TOKYO (Reuters) - Japanese factory output rose at the fastest pace in eight months and the jobless rate hit a two-decade low in February, a sign a rebound in overseas demand continued to brighten prospects for the country’s export-reliant economy.
But household spending remained soft and consumer inflation was flat when stripping away the effect of rising energy costs, underscoring the challenges the Bank of Japan faces in generating sustained price rises backed by steady wage growth.
The data may reinforce market expectations that while the BOJ’s next policy move could be to withdraw its massive stimulus, the timing would be some time away, analysts said.
“We can tell that Japan’s economy is benefiting from a cyclical pickup in the global economy,” said Masamichi Adachi, senior Japan economist at JPMorgan Securities.
“But corporates are reluctant to raise prices because consumption is weak ... The simple answer for the government and the BOJ is to wait and see.”
Industrial output rose 2.0 percent in February from the previous month, beating market forecasts for a 1.2 percent gain to mark the biggest increase since June last year, as automakers ramped up production of new models, data showed on Friday.
Separate figures showed Japan’s jobless rate hit a 22-year low of 2.8 percent in February, down 0.2 percentage point from the previous month.
But household spending fell 3.8 percent in February from a year earlier, a bigger decline than market forecasts for a 1.7 percent drop, suggesting a tightening labour market has yet to drive up wages enough to boost consumption.
A rebound in energy costs pushed core consumer inflation to 0.2 percent in February, matching a median market forecast and marking the fastest annual pace in nearly two years.
But a separate consumer price index that excludes the effect of volatile fresh food and energy costs rose just 0.1 percent in February, suggesting that weak consumption was preventing companies from raising prices of non-energy items.
Tokyo core consumer prices, which are less influenced by gasoline costs and released a month ahead of nationwide figures, fell 0.4 percent in March from a year earlier.
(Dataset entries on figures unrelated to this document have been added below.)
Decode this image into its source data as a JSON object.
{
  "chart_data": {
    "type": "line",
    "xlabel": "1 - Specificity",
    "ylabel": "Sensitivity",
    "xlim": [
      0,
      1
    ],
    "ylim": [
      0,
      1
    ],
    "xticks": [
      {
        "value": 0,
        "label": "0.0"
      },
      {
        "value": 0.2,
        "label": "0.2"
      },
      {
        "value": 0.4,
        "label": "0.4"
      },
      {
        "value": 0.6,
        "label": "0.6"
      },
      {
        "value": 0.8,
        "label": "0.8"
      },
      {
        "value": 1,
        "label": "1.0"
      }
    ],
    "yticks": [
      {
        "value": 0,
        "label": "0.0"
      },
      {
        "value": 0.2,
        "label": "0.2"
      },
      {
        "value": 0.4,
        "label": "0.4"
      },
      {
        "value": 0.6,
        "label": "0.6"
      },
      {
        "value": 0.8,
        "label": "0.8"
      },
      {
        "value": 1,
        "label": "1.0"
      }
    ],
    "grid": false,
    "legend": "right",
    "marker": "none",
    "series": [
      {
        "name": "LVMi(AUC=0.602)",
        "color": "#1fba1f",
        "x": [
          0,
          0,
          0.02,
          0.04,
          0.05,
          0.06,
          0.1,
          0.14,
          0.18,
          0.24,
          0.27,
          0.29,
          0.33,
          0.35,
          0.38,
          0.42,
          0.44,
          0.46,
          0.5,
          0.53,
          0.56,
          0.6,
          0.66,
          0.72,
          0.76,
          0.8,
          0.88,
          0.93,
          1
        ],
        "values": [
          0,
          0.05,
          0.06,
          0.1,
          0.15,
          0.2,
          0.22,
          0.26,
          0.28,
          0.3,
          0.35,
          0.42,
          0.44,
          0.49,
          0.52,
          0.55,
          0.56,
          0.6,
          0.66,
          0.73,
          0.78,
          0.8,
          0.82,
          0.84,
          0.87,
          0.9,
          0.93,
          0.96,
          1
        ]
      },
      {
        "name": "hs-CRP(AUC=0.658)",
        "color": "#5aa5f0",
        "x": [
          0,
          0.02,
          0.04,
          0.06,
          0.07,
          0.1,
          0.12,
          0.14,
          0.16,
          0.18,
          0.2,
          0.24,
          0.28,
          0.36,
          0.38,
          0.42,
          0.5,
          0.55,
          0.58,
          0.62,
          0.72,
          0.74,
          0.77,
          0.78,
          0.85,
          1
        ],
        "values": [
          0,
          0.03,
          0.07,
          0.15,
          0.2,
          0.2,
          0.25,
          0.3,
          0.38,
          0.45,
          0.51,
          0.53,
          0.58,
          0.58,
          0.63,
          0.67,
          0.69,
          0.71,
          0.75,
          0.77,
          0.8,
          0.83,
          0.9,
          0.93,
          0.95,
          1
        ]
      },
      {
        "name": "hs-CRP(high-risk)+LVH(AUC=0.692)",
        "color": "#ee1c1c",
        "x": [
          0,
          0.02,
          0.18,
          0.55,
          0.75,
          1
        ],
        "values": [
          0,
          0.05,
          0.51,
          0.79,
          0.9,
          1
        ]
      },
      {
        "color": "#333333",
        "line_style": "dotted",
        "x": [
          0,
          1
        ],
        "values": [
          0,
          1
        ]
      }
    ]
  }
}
That was bigger than a 0.3 percent drop in February.
“While we still think price growth will continue to pick up, it’s true the underlying trend isn’t that strong,” said Yoshiki Shinke, chief economist at Dai-ichi Life Research Institute.
“Depending on oil and yen moves, it may take longer than expected for inflation to approach 1 percent,” he said.
Japan’s long-stagnant economy has shown signs of life in recent months, with exports and factory output benefiting from a recovery in global demand.
Analysts expect consumer inflation to accelerate near 1 percent later this year as the base effect of last year’s oil price falls dissipates.
That has led to a dramatic shift in market expectations, with a majority of analysts polled by Reuters predicting the BOJ’s next move would be to start scaling back its stimulus.
With inflation far from his 2 percent target, however, BOJ Governor Haruhiko Kuroda has stressed that he sees “no reason” to dial back the bank’s massive stimulus programme anytime soon.
BOJ officials have stressed that they would look at various data, not just the core consumer price figures, in determining whether underlying trend inflation is accelerating backed by solid economic growth. They argue that wage rises must accompany price gains for inflation to sustainably hit 2 percent.